Ces trente dernières années, l'accumulation du carbone terrestre s'est surtout faite dans les sols, les réserves d'eau et les zones humides plutôt que dans les forêts, d'après une étude internationale. Jusqu'à présent, les forêts, ces poumons verts, étaient considérées comme les puits de carbone les plus importants. Une étude internationale publiée récemment, à laquelle ont participé l'Inrae et le CEA, révèle qu'en réalité ces trente dernières années, la majorité de l'accumulation du carbone terrestre s'est déroulée dans des environnements anaérobies, c'est-à-dire sans oxygène.

« Ce résultat bouleverse la conception que nous avions des choses : nous pensions qu'une grosse partie du stockage de carbone était réalisée par la végétation vivante comme la forêt, finalement celle-ci joue un rôle relativement mineur. La majorité des puits de carbone est dans les sols, les réserves d'eau et les zones humides », détaille Jean-Pierre Wigneron, l'un des deux chercheurs français ayant participé à l'étude, également directeur de recherche à l'Inrae.

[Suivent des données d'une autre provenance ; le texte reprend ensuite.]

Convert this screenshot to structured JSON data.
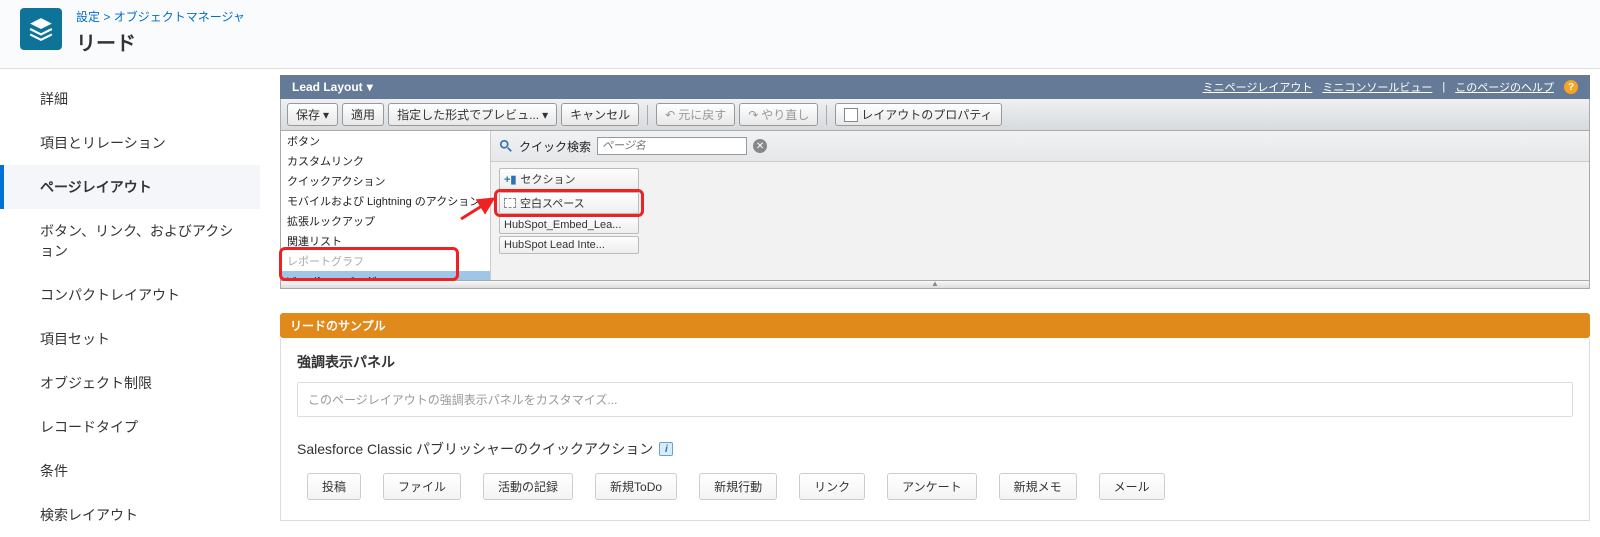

D'après l'analyse des flux de carbone sur les dernières décennies, seul 6 % du carbone à l'échelle mondiale s'est accumulé dans les forêts. Celles-ci restent évidemment essentielles : leur capacité de stockage de carbone est surtout endommagée à cause des perturbations liées au réchauffement climatique et aux activités humaines. « Certaines plantations en Russie ou en Chine continuent à avoir un rôle majeur. A l'échelle mondiale, les forêts pâtissent surtout de la déforestation et de la mortalité causée par la sécheresse », pointe l'ingénieur. Le carbone se stocke donc majoritairement dans les zones humides comme les fonds de plan d'eau naturels, mais également, fait plus surprenant, dans les barrages ou dans les plans d'eau construits par l'homme. Autre information essentielle : sur la dernière décennie, les puits de carbone ont augmenté de 30 %. Environ 35 gigatonnes de carbone ont été séquestrées sur la surface terrestre entre 1992 et 2019.

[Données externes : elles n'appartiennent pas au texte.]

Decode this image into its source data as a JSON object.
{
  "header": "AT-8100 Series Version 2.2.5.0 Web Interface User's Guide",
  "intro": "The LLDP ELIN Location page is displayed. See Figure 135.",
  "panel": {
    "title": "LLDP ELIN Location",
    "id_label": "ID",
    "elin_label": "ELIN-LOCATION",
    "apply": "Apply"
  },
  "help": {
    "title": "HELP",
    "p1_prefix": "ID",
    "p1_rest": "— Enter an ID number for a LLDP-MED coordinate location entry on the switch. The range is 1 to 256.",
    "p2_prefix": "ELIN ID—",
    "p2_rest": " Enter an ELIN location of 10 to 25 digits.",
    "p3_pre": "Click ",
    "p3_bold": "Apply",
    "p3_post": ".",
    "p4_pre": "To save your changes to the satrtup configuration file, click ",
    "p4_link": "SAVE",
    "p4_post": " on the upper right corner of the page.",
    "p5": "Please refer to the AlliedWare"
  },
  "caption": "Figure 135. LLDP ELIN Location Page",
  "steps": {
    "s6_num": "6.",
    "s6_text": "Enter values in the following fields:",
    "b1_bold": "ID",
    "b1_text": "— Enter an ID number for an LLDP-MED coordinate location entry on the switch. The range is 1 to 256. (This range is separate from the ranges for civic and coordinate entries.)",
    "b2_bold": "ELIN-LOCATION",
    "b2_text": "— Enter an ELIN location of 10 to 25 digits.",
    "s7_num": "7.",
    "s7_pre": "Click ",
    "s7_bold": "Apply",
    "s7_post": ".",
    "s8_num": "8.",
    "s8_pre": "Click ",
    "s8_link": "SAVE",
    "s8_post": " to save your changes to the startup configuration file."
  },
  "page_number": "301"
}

« Ce chiffre est dur à comprendre, l'une des raisons qui peut l'expliquer est la baisse de la déforestation sur les trente dernières années, même si celle-ci reste encore trop importante », note le spécialiste. Une bonne nouvelle, alors que les stocks de carbone dans les écosystèmes terrestres permettent d'atténuer d'environ 30 % les émissions de CO2 liées aux activités humaines, rappelle l'étude. « Notre découverte pointe du doigt la difficulté pour les modèles de végétation de prédire réellement ce qu'il se passe. La modélisation prédisait qu'une majorité de carbone terrestre était stockée dans les forêts, ce n'est pas ce que nous disent les données des observations du foncier forestier, réalisées notamment par satellite. Les modèles peinent encore à appréhender l'impact des feux, de la sécheresse de la déforestation sur la végétation », interroge le scientifique.

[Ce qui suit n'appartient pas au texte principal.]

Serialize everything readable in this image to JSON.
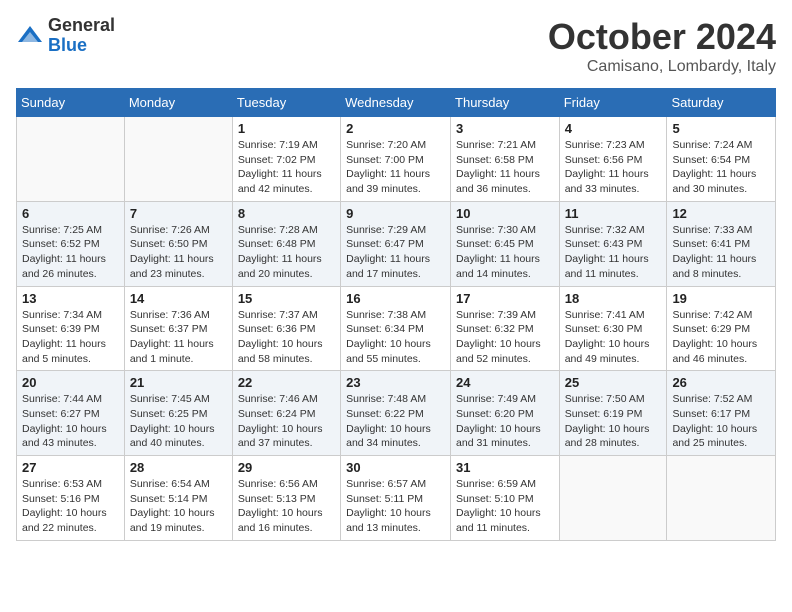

Même si la valeur des puits de carbone sur la Terre est connue assez précisément par la sphère scientifique, par déduction du bilan carbone total de la planète, la répartition des réservoirs de carbone terrestre entre végétation vivante et carbone organique non vivant a toujours été plus complexe à identifier. Ce qui explique la surestimation du rôle des forêts ces trente dernières années. Dans sa conclusion, l'étude suggère par ailleurs que le carbone organique du sol aurait « un temps de résidence environ cinq fois plus long » que celui stocké dans la biomasse vivante, à condition de ne pas être perturbé par l'activité humaine. Grâce à cette découverte, de futurs modèles de stockage de carbone dans la biomasse végétale pourraient voir le jour.